A 60-year-old patient with metastasized cervical carcinoma underwent 68Ga-FAPI-PET/CT due to monitoring. The local relapse presented a rather strong FAPI uptake with SUVmax 16.90, similar to the exemplary shown liver metastasis in segment II (SUVmax 14.1)

In patients with breast cancer, the lesions presented a moderate uptake in relation to a rather high expression of FAP [20, 21]. Within our exemplary staining of a pleural biopsy in a patient diagnosed with breast cancer, very high FAP expression in the stroma and strong-to-moderate expression in the neoplastic cells and tumor cell nests were observed as well. Therefore, these deviations might be due to low patient numbers and low amounts of present primary tumors in our analysis. Moreover, high FAP expression in breast and ovarian cancer seems to correlate with advanced tumor grades and worse prognosis [3538]. This is in line with our results, as FAPI uptake, with respect to histological classification, presented to be stronger in high-grade than low-grade lesions (Supplement Fig. 2). Furthermore, uptake seems to correlate with the status of BRCA1/2 mutation. Within patients presenting a BRCA1/2 mutation, slightly higher uptakes were determined as compared to patients without mutation.

Our retrospective analysis contained several limitations such as the use of different FAPI ligands; nonetheless, these derivates share a common backbone, and thus early-phase biodistribution and tumor uptake seem to be still comparable regarding diagnostic evaluation.

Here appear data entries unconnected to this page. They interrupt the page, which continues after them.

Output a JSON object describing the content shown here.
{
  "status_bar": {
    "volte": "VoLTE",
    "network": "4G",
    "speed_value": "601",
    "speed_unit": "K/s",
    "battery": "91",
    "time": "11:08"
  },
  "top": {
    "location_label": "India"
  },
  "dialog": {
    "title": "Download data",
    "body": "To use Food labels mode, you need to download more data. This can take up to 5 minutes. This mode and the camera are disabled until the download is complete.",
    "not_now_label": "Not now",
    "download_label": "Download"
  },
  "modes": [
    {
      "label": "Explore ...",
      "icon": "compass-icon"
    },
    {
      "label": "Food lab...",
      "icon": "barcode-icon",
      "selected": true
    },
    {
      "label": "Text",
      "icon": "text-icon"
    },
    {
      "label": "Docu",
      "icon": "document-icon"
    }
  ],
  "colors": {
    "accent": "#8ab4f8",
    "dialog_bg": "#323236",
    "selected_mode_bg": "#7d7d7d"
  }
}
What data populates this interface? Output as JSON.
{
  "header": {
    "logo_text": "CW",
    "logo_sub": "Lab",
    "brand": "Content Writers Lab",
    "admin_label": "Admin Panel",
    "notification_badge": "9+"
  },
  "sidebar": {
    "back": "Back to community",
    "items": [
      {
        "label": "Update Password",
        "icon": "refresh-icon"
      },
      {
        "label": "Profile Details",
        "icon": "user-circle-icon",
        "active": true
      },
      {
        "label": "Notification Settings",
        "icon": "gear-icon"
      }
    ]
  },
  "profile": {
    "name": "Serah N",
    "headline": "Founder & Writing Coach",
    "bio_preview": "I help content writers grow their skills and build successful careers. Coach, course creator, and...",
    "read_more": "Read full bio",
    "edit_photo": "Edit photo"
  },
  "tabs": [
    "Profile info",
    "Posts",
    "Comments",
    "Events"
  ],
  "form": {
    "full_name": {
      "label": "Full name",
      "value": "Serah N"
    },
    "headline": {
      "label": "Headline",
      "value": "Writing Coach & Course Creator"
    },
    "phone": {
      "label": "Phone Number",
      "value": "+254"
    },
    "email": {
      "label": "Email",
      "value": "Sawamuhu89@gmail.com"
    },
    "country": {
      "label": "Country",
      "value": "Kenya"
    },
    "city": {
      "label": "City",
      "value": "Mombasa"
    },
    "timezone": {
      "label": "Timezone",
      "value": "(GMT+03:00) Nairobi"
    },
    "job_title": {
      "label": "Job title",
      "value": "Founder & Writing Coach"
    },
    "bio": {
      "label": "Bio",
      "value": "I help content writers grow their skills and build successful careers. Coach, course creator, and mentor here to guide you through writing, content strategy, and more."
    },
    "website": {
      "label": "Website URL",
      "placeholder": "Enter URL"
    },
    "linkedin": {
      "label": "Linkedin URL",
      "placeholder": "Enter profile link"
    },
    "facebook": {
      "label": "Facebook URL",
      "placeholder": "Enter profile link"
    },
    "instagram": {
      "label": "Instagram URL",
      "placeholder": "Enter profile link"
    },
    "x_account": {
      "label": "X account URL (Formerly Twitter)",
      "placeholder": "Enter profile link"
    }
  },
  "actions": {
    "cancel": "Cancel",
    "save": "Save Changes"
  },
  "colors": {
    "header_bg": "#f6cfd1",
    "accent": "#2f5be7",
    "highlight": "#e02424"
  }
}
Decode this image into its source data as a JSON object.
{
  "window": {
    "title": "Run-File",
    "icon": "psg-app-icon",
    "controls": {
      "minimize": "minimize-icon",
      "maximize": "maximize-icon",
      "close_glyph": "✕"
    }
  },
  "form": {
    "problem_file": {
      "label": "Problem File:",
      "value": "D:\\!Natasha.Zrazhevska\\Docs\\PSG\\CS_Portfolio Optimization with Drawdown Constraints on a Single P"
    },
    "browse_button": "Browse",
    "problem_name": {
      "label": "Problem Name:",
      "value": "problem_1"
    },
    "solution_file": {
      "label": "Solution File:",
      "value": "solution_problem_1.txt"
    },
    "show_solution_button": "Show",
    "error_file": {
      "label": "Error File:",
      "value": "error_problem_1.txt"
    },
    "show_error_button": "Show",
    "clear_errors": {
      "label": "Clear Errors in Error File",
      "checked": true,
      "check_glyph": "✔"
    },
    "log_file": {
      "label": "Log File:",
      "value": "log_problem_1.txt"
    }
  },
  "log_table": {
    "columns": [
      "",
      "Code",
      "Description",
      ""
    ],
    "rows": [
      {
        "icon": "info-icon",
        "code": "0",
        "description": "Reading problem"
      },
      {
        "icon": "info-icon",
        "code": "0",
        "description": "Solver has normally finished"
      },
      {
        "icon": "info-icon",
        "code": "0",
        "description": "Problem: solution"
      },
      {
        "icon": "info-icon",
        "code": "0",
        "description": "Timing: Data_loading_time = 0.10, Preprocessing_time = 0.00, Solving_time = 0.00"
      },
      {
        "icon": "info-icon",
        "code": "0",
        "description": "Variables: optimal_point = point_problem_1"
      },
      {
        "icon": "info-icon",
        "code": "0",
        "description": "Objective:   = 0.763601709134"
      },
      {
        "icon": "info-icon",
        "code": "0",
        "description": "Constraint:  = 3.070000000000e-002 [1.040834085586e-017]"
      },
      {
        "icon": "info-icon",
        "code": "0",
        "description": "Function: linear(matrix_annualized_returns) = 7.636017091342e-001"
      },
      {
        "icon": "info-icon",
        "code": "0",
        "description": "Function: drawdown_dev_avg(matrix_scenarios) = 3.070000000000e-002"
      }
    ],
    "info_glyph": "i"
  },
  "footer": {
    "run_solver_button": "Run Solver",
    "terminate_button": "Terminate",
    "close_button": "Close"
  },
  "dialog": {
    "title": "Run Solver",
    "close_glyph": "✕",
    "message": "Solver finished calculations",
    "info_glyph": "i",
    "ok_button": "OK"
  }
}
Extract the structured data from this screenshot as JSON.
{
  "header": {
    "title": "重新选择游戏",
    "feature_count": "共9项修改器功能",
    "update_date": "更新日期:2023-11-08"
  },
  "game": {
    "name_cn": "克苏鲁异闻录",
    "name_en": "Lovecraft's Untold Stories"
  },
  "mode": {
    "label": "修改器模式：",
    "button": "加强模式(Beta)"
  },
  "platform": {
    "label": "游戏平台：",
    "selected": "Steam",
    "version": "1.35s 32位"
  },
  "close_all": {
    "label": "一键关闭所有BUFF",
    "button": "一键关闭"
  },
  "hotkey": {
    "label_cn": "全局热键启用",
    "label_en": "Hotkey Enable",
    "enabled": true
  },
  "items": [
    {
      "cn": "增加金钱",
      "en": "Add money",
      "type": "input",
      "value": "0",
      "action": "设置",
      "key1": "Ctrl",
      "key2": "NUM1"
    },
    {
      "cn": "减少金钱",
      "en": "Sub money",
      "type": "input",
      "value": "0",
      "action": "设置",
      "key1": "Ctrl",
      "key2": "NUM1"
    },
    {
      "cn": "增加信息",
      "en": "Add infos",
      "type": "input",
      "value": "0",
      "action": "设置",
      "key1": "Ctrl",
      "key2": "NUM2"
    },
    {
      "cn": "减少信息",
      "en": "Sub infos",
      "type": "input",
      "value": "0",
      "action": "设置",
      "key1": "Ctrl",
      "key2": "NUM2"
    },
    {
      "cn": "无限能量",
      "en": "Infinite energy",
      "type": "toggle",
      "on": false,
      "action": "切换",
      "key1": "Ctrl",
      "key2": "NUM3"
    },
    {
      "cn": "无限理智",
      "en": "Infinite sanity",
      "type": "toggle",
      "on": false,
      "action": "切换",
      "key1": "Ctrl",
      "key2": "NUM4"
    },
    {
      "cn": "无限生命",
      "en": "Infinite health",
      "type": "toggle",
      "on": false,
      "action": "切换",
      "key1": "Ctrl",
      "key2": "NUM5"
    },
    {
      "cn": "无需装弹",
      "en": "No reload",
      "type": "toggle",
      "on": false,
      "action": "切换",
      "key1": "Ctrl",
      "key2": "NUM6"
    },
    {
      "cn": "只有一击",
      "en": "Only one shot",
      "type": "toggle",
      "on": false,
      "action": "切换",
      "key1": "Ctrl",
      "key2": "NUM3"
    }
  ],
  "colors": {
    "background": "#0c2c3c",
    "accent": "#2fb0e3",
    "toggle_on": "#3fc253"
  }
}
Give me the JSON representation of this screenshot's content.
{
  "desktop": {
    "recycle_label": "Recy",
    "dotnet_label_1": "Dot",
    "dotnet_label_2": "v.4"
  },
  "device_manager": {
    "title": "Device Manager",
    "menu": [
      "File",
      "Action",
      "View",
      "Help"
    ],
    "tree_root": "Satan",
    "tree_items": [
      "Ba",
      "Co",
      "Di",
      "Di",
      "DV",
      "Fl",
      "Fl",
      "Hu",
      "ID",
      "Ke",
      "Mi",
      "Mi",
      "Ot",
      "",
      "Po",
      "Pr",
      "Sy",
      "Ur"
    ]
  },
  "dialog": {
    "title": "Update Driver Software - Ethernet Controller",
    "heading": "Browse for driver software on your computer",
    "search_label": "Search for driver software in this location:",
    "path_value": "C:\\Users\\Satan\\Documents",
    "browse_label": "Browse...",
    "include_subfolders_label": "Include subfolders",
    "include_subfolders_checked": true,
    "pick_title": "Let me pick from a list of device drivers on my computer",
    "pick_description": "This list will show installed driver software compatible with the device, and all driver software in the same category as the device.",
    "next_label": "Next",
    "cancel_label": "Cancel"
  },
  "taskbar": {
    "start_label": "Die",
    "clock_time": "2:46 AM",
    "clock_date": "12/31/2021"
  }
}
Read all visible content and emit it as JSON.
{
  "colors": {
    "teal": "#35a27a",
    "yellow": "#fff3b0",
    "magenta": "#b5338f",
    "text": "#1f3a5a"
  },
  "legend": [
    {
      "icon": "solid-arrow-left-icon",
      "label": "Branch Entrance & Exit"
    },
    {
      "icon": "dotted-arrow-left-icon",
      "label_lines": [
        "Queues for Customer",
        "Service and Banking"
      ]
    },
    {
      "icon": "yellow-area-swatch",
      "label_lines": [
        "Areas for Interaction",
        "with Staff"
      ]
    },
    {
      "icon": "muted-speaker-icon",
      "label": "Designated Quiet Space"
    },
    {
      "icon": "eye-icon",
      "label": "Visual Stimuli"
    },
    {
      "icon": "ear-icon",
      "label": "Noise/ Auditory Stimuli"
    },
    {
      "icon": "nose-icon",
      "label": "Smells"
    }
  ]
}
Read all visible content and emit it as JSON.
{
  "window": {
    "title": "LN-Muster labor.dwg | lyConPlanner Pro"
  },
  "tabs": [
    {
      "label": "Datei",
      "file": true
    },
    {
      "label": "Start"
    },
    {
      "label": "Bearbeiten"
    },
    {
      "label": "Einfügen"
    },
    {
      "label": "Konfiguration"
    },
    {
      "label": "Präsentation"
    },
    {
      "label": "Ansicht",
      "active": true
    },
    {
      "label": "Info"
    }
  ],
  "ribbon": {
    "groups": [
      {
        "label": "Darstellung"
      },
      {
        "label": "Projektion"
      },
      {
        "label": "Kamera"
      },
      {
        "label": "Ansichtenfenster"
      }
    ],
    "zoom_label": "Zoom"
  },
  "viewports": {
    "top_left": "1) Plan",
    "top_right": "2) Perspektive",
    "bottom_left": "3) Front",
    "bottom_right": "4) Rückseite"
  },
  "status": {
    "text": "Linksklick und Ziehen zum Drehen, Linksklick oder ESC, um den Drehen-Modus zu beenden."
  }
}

However, FAPI-04 and FAPI-46 are indeed characterized by longer tumor retention time 1 h p.i., compared with FAPI-02, yet this aspect is solely relevant for FAP-targeted radionuclide therapy and hence not of essence in this analysis [1315]. Due to the limited number of patients, no subgroup analyses regarding a comparison with 18F-FDG as well as correlation with histologic classification and BRCA1/2 mutation status for the same tumor type were possible. The latter, combined with a limited amount of FAPI and FDG scans, highlights the inevitable necessity for more precise analyses of patients with gynecological malignancies in order to evaluate the significance of our theses. Physiological endometrial FAPI uptake may also vary during the menstrual cycle, which limits our analyses, as evaluation of FAPI uptake in correlation with different menstrual phases was beyond the scope of this work. Additionally, only 29 out of 31 tumors were biopsy proven, representing a limitation of this study. Further research regarding this topic is of essence, as it may assist in avoiding false-positive interpretations and findings.

Conclusion

68Ga-FAPI-PET/CT crystalizes as a highly promising tracer regarding staging and follow-up of gynecological malignancies, as it achieved high tracer uptake, sharp contrasts in primary and secondary lesions, and in addition, higher TBRs than 18F-FDG-PET/CT. Furthermore, the inner environment or normal hormone-responsive organs seem to influence FAPI uptake which is essential for precise and accurate interpretation of 68Ga-FAPI-PET/CT scans. Larger prospective studies will have to establish the precise sensitivity, specificity, and accuracy of 68Ga-FAPI in gynecological malignancies as well as the influence of external and internal hormonal stimulation on FAPI uptake.